Tonight, at our Maundy Thursday service, we read the story of the Last Supper. Jesus alarms everyone by kneeling on the floor to wash the disciples’ feet, Peter says: “Lord, you will never wash my feet.” He fears the vulnerability, the intimacy this will create. Now, I wonder how often we still try to shut God and each other out of our lives; is it that we’ll never let anyone see us cry? Never admit how much something hurts? Never tell another how they’ve hurt us?
Late into the night, we sit in Vigil with Christ in the sacrament. Church-speak calls it an “Altar of Repose,” but there isn’t much that was restful about that last night for Jesus. When we sit and pray with him, we stay awake-one of us will be in witness there all night, trying to offer our prayers and presence. What is the long night that you’re experiencing now? Whose long night are you sitting with, in support of someone you love?

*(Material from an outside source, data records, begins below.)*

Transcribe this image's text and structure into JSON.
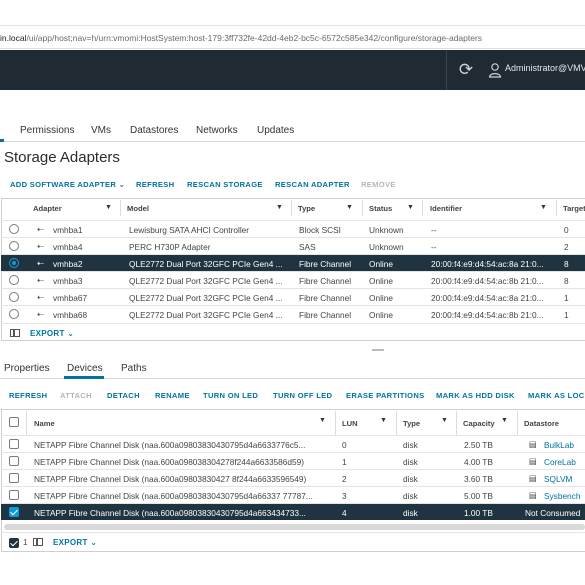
{
  "browser": {
    "url_prefix": "in.local",
    "url_rest": "/ui/app/host;nav=h/urn:vmomi:HostSystem:host-179:3ff732fe-42dd-4eb2-bc5c-6572c585e342/configure/storage-adapters"
  },
  "header": {
    "user": "Administrator@VMV",
    "icons": [
      "refresh-icon",
      "user-icon"
    ]
  },
  "host_tabs": [
    "Permissions",
    "VMs",
    "Datastores",
    "Networks",
    "Updates"
  ],
  "page_title": "Storage Adapters",
  "adapter_actions": [
    "ADD SOFTWARE ADAPTER ⌄",
    "REFRESH",
    "RESCAN STORAGE",
    "RESCAN ADAPTER",
    "REMOVE"
  ],
  "adapter_columns": [
    "Adapter",
    "Model",
    "Type",
    "Status",
    "Identifier",
    "Targets"
  ],
  "adapters": [
    {
      "adapter": "vmhba1",
      "model": "Lewisburg SATA AHCI Controller",
      "type": "Block SCSI",
      "status": "Unknown",
      "identifier": "--",
      "targets": "0"
    },
    {
      "adapter": "vmhba4",
      "model": "PERC H730P Adapter",
      "type": "SAS",
      "status": "Unknown",
      "identifier": "--",
      "targets": "2"
    },
    {
      "adapter": "vmhba2",
      "model": "QLE2772 Dual Port 32GFC PCIe Gen4 ...",
      "type": "Fibre Channel",
      "status": "Online",
      "identifier": "20:00:f4:e9:d4:54:ac:8a 21:0...",
      "targets": "8"
    },
    {
      "adapter": "vmhba3",
      "model": "QLE2772 Dual Port 32GFC PCIe Gen4 ...",
      "type": "Fibre Channel",
      "status": "Online",
      "identifier": "20:00:f4:e9:d4:54:ac:8b 21:0...",
      "targets": "8"
    },
    {
      "adapter": "vmhba67",
      "model": "QLE2772 Dual Port 32GFC PCIe Gen4 ...",
      "type": "Fibre Channel",
      "status": "Online",
      "identifier": "20:00:f4:e9:d4:54:ac:8a 21:0...",
      "targets": "1"
    },
    {
      "adapter": "vmhba68",
      "model": "QLE2772 Dual Port 32GFC PCIe Gen4 ...",
      "type": "Fibre Channel",
      "status": "Online",
      "identifier": "20:00:f4:e9:d4:54:ac:8b 21:0...",
      "targets": "1"
    }
  ],
  "adapter_footer": {
    "export": "EXPORT ⌄"
  },
  "detail_tabs": [
    "Properties",
    "Devices",
    "Paths"
  ],
  "device_actions": [
    "REFRESH",
    "ATTACH",
    "DETACH",
    "RENAME",
    "TURN ON LED",
    "TURN OFF LED",
    "ERASE PARTITIONS",
    "MARK AS HDD DISK",
    "MARK AS LOCA"
  ],
  "device_columns": [
    "Name",
    "LUN",
    "Type",
    "Capacity",
    "Datastore"
  ],
  "devices": [
    {
      "name": "NETAPP Fibre Channel Disk (naa.600a09803830430795d4a6633776c5...",
      "lun": "0",
      "type": "disk",
      "capacity": "2.50 TB",
      "datastore": "BulkLab"
    },
    {
      "name": "NETAPP Fibre Channel Disk (naa.600a098038304278f244a6633586d59)",
      "lun": "1",
      "type": "disk",
      "capacity": "4.00 TB",
      "datastore": "CoreLab"
    },
    {
      "name": "NETAPP Fibre Channel Disk (naa.600a09803830427 8f244a6633596549)",
      "lun": "2",
      "type": "disk",
      "capacity": "3.60 TB",
      "datastore": "SQLVM"
    },
    {
      "name": "NETAPP Fibre Channel Disk (naa.600a09803830430795d4a66337 77787...",
      "lun": "3",
      "type": "disk",
      "capacity": "5.00 TB",
      "datastore": "Sysbench"
    },
    {
      "name": "NETAPP Fibre Channel Disk (naa.600a09803830430795d4a663434733...",
      "lun": "4",
      "type": "disk",
      "capacity": "1.00 TB",
      "datastore": "Not Consumed"
    }
  ],
  "device_footer": {
    "selected_count": "1",
    "export": "EXPORT ⌄"
  }
}
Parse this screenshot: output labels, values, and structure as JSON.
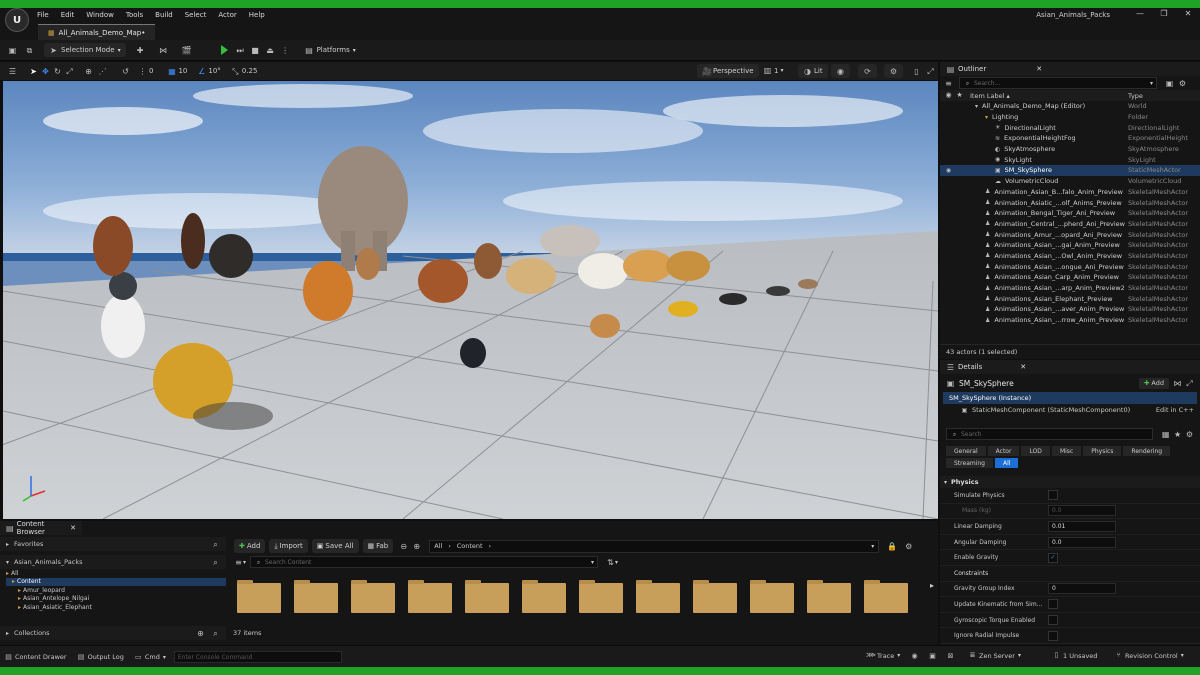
{
  "app": {
    "project_name": "Asian_Animals_Packs",
    "document_tab": "All_Animals_Demo_Map•",
    "logo_glyph": "U",
    "window_controls": [
      "—",
      "❐",
      "✕"
    ]
  },
  "menu": [
    "File",
    "Edit",
    "Window",
    "Tools",
    "Build",
    "Select",
    "Actor",
    "Help"
  ],
  "toolbar": {
    "selection_mode": "Selection Mode",
    "platforms": "Platforms"
  },
  "viewport_toolbar": {
    "rotation_snap_value": "0",
    "grid_snap_value": "10",
    "angle_snap_value": "10°",
    "scale_snap_value": "0.25",
    "perspective": "Perspective",
    "camera_speed": "1",
    "lit": "Lit"
  },
  "outliner": {
    "tab": "Outliner",
    "search_placeholder": "Search...",
    "col_label": "Item Label ▴",
    "col_type": "Type",
    "rows": [
      {
        "label": "All_Animals_Demo_Map (Editor)",
        "type": "World",
        "indent": 0,
        "icon": "▾"
      },
      {
        "label": "Lighting",
        "type": "Folder",
        "indent": 1,
        "icon": "▾"
      },
      {
        "label": "DirectionalLight",
        "type": "DirectionalLight",
        "indent": 2,
        "icon": "☀"
      },
      {
        "label": "ExponentialHeightFog",
        "type": "ExponentialHeight",
        "indent": 2,
        "icon": "≋"
      },
      {
        "label": "SkyAtmosphere",
        "type": "SkyAtmosphere",
        "indent": 2,
        "icon": "◐"
      },
      {
        "label": "SkyLight",
        "type": "SkyLight",
        "indent": 2,
        "icon": "◉"
      },
      {
        "label": "SM_SkySphere",
        "type": "StaticMeshActor",
        "indent": 2,
        "icon": "▣",
        "selected": true
      },
      {
        "label": "VolumetricCloud",
        "type": "VolumetricCloud",
        "indent": 2,
        "icon": "☁"
      },
      {
        "label": "Animation_Asian_B...falo_Anim_Preview",
        "type": "SkeletalMeshActor",
        "indent": 1,
        "icon": "♟"
      },
      {
        "label": "Animation_Asiatic_...olf_Anims_Preview",
        "type": "SkeletalMeshActor",
        "indent": 1,
        "icon": "♟"
      },
      {
        "label": "Animation_Bengal_Tiger_Ani_Preview",
        "type": "SkeletalMeshActor",
        "indent": 1,
        "icon": "♟"
      },
      {
        "label": "Animation_Central_...pherd_Ani_Preview",
        "type": "SkeletalMeshActor",
        "indent": 1,
        "icon": "♟"
      },
      {
        "label": "Animations_Amur_...opard_Ani_Preview",
        "type": "SkeletalMeshActor",
        "indent": 1,
        "icon": "♟"
      },
      {
        "label": "Animations_Asian_...gai_Anim_Preview",
        "type": "SkeletalMeshActor",
        "indent": 1,
        "icon": "♟"
      },
      {
        "label": "Animations_Asian_...Owl_Anim_Preview",
        "type": "SkeletalMeshActor",
        "indent": 1,
        "icon": "♟"
      },
      {
        "label": "Animations_Asian_...ongue_Ani_Preview",
        "type": "SkeletalMeshActor",
        "indent": 1,
        "icon": "♟"
      },
      {
        "label": "Animations_Asian_Carp_Anim_Preview",
        "type": "SkeletalMeshActor",
        "indent": 1,
        "icon": "♟"
      },
      {
        "label": "Animations_Asian_...arp_Anim_Preview2",
        "type": "SkeletalMeshActor",
        "indent": 1,
        "icon": "♟"
      },
      {
        "label": "Animations_Asian_Elephant_Preview",
        "type": "SkeletalMeshActor",
        "indent": 1,
        "icon": "♟"
      },
      {
        "label": "Animations_Asian_...aver_Anim_Preview",
        "type": "SkeletalMeshActor",
        "indent": 1,
        "icon": "♟"
      },
      {
        "label": "Animations_Asian_...rrow_Anim_Preview",
        "type": "SkeletalMeshActor",
        "indent": 1,
        "icon": "♟"
      }
    ],
    "footer": "43 actors (1 selected)"
  },
  "details": {
    "tab": "Details",
    "actor_name": "SM_SkySphere",
    "add_label": "Add",
    "instance_label": "SM_SkySphere (Instance)",
    "component_label": "StaticMeshComponent (StaticMeshComponent0)",
    "edit_cpp": "Edit in C++",
    "search_placeholder": "Search",
    "categories": [
      "General",
      "Actor",
      "LOD",
      "Misc",
      "Physics",
      "Rendering",
      "Streaming",
      "All"
    ],
    "section_physics": "Physics",
    "properties": [
      {
        "label": "Simulate Physics",
        "kind": "check",
        "value": ""
      },
      {
        "label": "Mass (kg)",
        "kind": "field",
        "value": "0.0",
        "dim": true,
        "indent": true
      },
      {
        "label": "Linear Damping",
        "kind": "field",
        "value": "0.01"
      },
      {
        "label": "Angular Damping",
        "kind": "field",
        "value": "0.0"
      },
      {
        "label": "Enable Gravity",
        "kind": "check",
        "value": "✓"
      },
      {
        "label": "Constraints",
        "kind": "section",
        "value": ""
      },
      {
        "label": "Gravity Group Index",
        "kind": "field",
        "value": "0"
      },
      {
        "label": "Update Kinematic from Simul...",
        "kind": "check",
        "value": ""
      },
      {
        "label": "Gyroscopic Torque Enabled",
        "kind": "check",
        "value": ""
      },
      {
        "label": "Ignore Radial Impulse",
        "kind": "check",
        "value": ""
      }
    ]
  },
  "content_browser": {
    "tab": "Content Browser",
    "favorites": "Favorites",
    "project": "Asian_Animals_Packs",
    "tree": [
      "All",
      "Content",
      "Amur_leopard",
      "Asian_Antelope_Nilgai",
      "Asian_Asiatic_Elephant"
    ],
    "collections": "Collections",
    "add": "Add",
    "import": "Import",
    "save_all": "Save All",
    "fab": "Fab",
    "path": [
      "All",
      "Content"
    ],
    "search_placeholder": "Search Content",
    "folder_count": 12,
    "items_count": "37 items"
  },
  "statusbar": {
    "content_drawer": "Content Drawer",
    "output_log": "Output Log",
    "cmd": "Cmd",
    "console_placeholder": "Enter Console Command",
    "trace": "Trace",
    "zen_server": "Zen Server",
    "unsaved": "1 Unsaved",
    "revision_control": "Revision Control"
  }
}
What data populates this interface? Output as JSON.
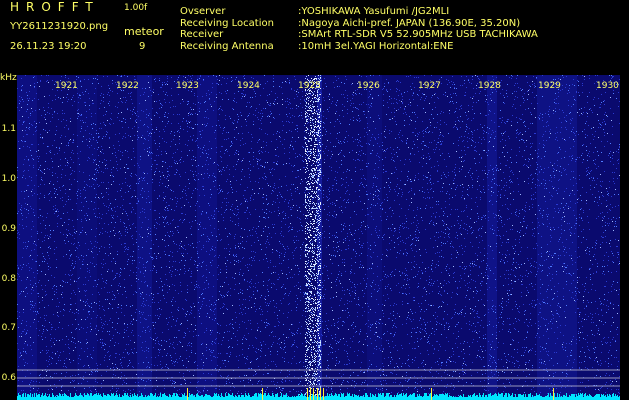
{
  "header": {
    "brand": "HROFFT",
    "version": "1.00f",
    "filename": "YY2611231920.png",
    "datetime": "26.11.23 19:20",
    "meteor_label": "meteor",
    "meteor_count": "9"
  },
  "station": {
    "rows": [
      {
        "key": "Ovserver",
        "value": ":YOSHIKAWA Yasufumi /JG2MLI"
      },
      {
        "key": "Receiving Location",
        "value": ":Nagoya Aichi-pref. JAPAN (136.90E, 35.20N)"
      },
      {
        "key": "Receiver",
        "value": ":SMArt RTL-SDR V5 52.905MHz USB TACHIKAWA"
      },
      {
        "key": "Receiving Antenna",
        "value": ":10mH 3el.YAGI Horizontal:ENE"
      }
    ]
  },
  "axes": {
    "y_unit": "kHz",
    "y_ticks": [
      "1.1",
      "1.0",
      "0.9",
      "0.8",
      "0.7",
      "0.6"
    ],
    "x_ticks": [
      "1921",
      "1922",
      "1923",
      "1924",
      "1925",
      "1926",
      "1927",
      "1928",
      "1929",
      "1930"
    ]
  },
  "colors": {
    "background": "#000000",
    "label": "#ffff66",
    "noise_dark": "#0a0a6e",
    "noise_bright": "#4f7bff",
    "baseline": "#00e5ff"
  }
}
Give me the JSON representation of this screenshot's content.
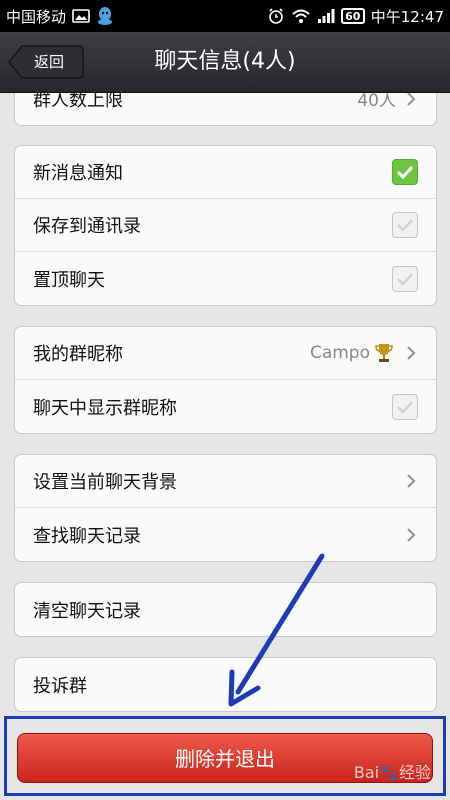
{
  "status_bar": {
    "carrier": "中国移动",
    "battery": "60",
    "time": "中午12:47",
    "icons": [
      "image-icon",
      "qq-icon",
      "alarm-icon",
      "wifi-icon",
      "signal-icon",
      "battery-icon"
    ]
  },
  "header": {
    "back_label": "返回",
    "title": "聊天信息(4人)"
  },
  "sections": {
    "top": {
      "label": "群人数上限",
      "value": "40人"
    },
    "notifications": [
      {
        "label": "新消息通知",
        "checked": true
      },
      {
        "label": "保存到通讯录",
        "checked": false
      },
      {
        "label": "置顶聊天",
        "checked": false
      }
    ],
    "nickname": {
      "label": "我的群昵称",
      "value": "Campo",
      "trophy_icon": "trophy-icon"
    },
    "show_nickname": {
      "label": "聊天中显示群昵称",
      "checked": false
    },
    "chat": [
      {
        "label": "设置当前聊天背景"
      },
      {
        "label": "查找聊天记录"
      }
    ],
    "clear": {
      "label": "清空聊天记录"
    },
    "report": {
      "label": "投诉群"
    }
  },
  "footer": {
    "delete_label": "删除并退出",
    "watermark": "Bai🐾经验"
  },
  "colors": {
    "accent_red": "#d8372b",
    "check_green": "#6cc644",
    "annotation_blue": "#1c3db5"
  }
}
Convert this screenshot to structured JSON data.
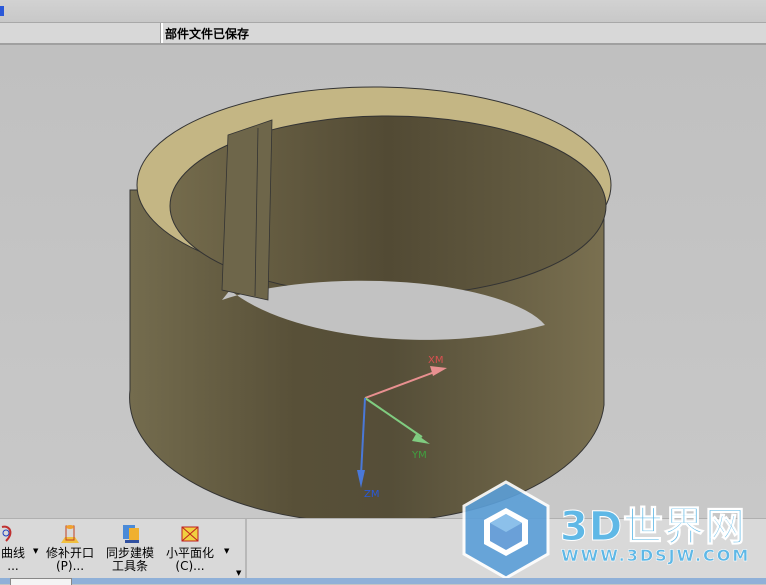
{
  "status": {
    "message": "部件文件已保存"
  },
  "toolbar": {
    "items": [
      {
        "label": "曲线",
        "sub": "...",
        "icon": "curve-icon"
      },
      {
        "label": "修补开口",
        "sub": "(P)...",
        "icon": "patch-opening-icon"
      },
      {
        "label": "同步建模",
        "sub": "工具条",
        "icon": "synchronous-modeling-icon"
      },
      {
        "label": "小平面化",
        "sub": "(C)...",
        "icon": "facet-icon"
      }
    ]
  },
  "axes": {
    "x": "XM",
    "y": "YM",
    "z": "ZM"
  },
  "watermark": {
    "name": "3D世界网",
    "url": "WWW.3DSJW.COM"
  },
  "colors": {
    "model": "#6a6448",
    "model_top": "#c6b887",
    "x_axis": "#e88888",
    "y_axis": "#6cc86c",
    "z_axis": "#4a78d8",
    "background": "#c4c4c4"
  }
}
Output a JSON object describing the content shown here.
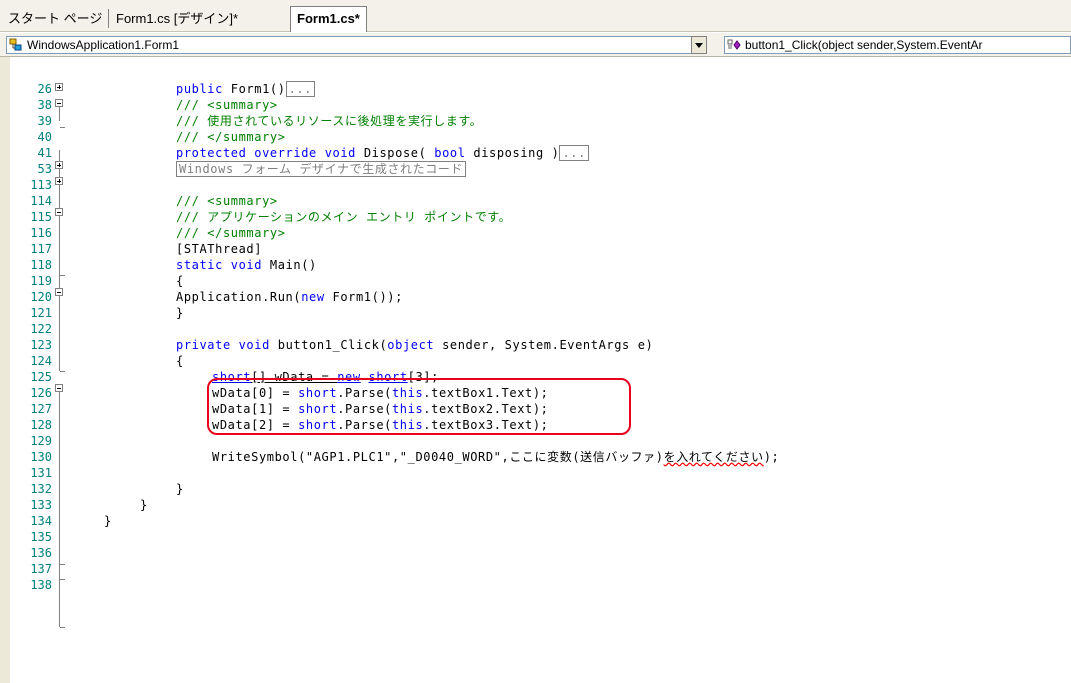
{
  "tabs": [
    {
      "label": "スタート ページ"
    },
    {
      "label": "Form1.cs [デザイン]*"
    },
    {
      "label": "Form1.cs*",
      "active": true
    }
  ],
  "nav": {
    "class_combo": "WindowsApplication1.Form1",
    "member_combo": "button1_Click(object sender,System.EventAr"
  },
  "lines": [
    {
      "num": "26"
    },
    {
      "num": "38"
    },
    {
      "num": "39"
    },
    {
      "num": "40"
    },
    {
      "num": "41"
    },
    {
      "num": "53"
    },
    {
      "num": "113"
    },
    {
      "num": "114"
    },
    {
      "num": "115"
    },
    {
      "num": "116"
    },
    {
      "num": "117"
    },
    {
      "num": "118"
    },
    {
      "num": "119"
    },
    {
      "num": "120"
    },
    {
      "num": "121"
    },
    {
      "num": "122"
    },
    {
      "num": "123"
    },
    {
      "num": "124"
    },
    {
      "num": "125"
    },
    {
      "num": "126"
    },
    {
      "num": "127"
    },
    {
      "num": "128"
    },
    {
      "num": "129"
    },
    {
      "num": "130"
    },
    {
      "num": "131"
    },
    {
      "num": "132"
    },
    {
      "num": "133"
    },
    {
      "num": "134"
    },
    {
      "num": "135"
    },
    {
      "num": "136"
    },
    {
      "num": "137"
    },
    {
      "num": "138"
    }
  ],
  "code": {
    "l26_kw": "public",
    "l26_text": " Form1()",
    "l26_collapsed": "...",
    "l38": "/// <summary>",
    "l39": "/// 使用されているリソースに後処理を実行します。",
    "l40": "/// </summary>",
    "l41_kw1": "protected",
    "l41_kw2": "override",
    "l41_kw3": "void",
    "l41_text1": " Dispose( ",
    "l41_kw4": "bool",
    "l41_text2": " disposing )",
    "l41_collapsed": "...",
    "l53_region": "Windows フォーム デザイナで生成されたコード",
    "l114": "/// <summary>",
    "l115": "/// アプリケーションのメイン エントリ ポイントです。",
    "l116": "/// </summary>",
    "l117": "[STAThread]",
    "l118_kw1": "static",
    "l118_kw2": "void",
    "l118_text": " Main()",
    "l119": "{",
    "l120_text1": "    Application.Run(",
    "l120_kw": "new",
    "l120_text2": " Form1());",
    "l121": "}",
    "l123_kw1": "private",
    "l123_kw2": "void",
    "l123_text1": " button1_Click(",
    "l123_kw3": "object",
    "l123_text2": " sender, System.EventArgs e)",
    "l124": "{",
    "l125_kw1": "short",
    "l125_text1": "[] wData = ",
    "l125_kw2": "new",
    "l125_kw3": "short",
    "l125_text2": "[3];",
    "l126_text1": "wData[0] = ",
    "l126_kw1": "short",
    "l126_text2": ".Parse(",
    "l126_kw2": "this",
    "l126_text3": ".textBox1.Text);",
    "l127_text1": "wData[1] = ",
    "l127_kw1": "short",
    "l127_text2": ".Parse(",
    "l127_kw2": "this",
    "l127_text3": ".textBox2.Text);",
    "l128_text1": "wData[2] = ",
    "l128_kw1": "short",
    "l128_text2": ".Parse(",
    "l128_kw2": "this",
    "l128_text3": ".textBox3.Text);",
    "l130_text1": "WriteSymbol(\"AGP1.PLC1\",\"_D0040_WORD\",ここに変数(送信バッファ)",
    "l130_err": "を入れてください",
    "l130_text2": ");",
    "l132": "}",
    "l133": "}",
    "l134": "}"
  },
  "colors": {
    "keyword": "#0000ff",
    "comment": "#008000",
    "line_number": "#008080",
    "highlight_box": "#e8001c"
  }
}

Friday, we reverence the cross, a sign of torture and suffering. Jesus goes to the cross in taking on the worst of human cruelty, taking it on for love, unwilling to respond to violence with violence. What is at the cross for you? What is the pain that you are trying to keep for yourself? Is it possible to share it with God there? Or does the cross hold something else? Is there something that God is longing to share with you, some work in the world that you are being asked to take up your cross to accomplish? Is there some witness to God’s peace, some relationship to nurture that God asks of you?
Saturday, we celebrate. We really, really celebrate. But first, we watch and listen. With the new fire at the front steps, we remember the light of Christ that could not be extinguished. We hear the stories of the Old Testament where God stayed with God’s people, again and again, offering life out of death and comfort in suffering. We renew our baptismal promises and ring in Easter with bells and rejoicing. What will be raised for you?
Sunday – we celebrate some more! We celebrate for weeks and weeks, into Easter’s Great Fifty Days.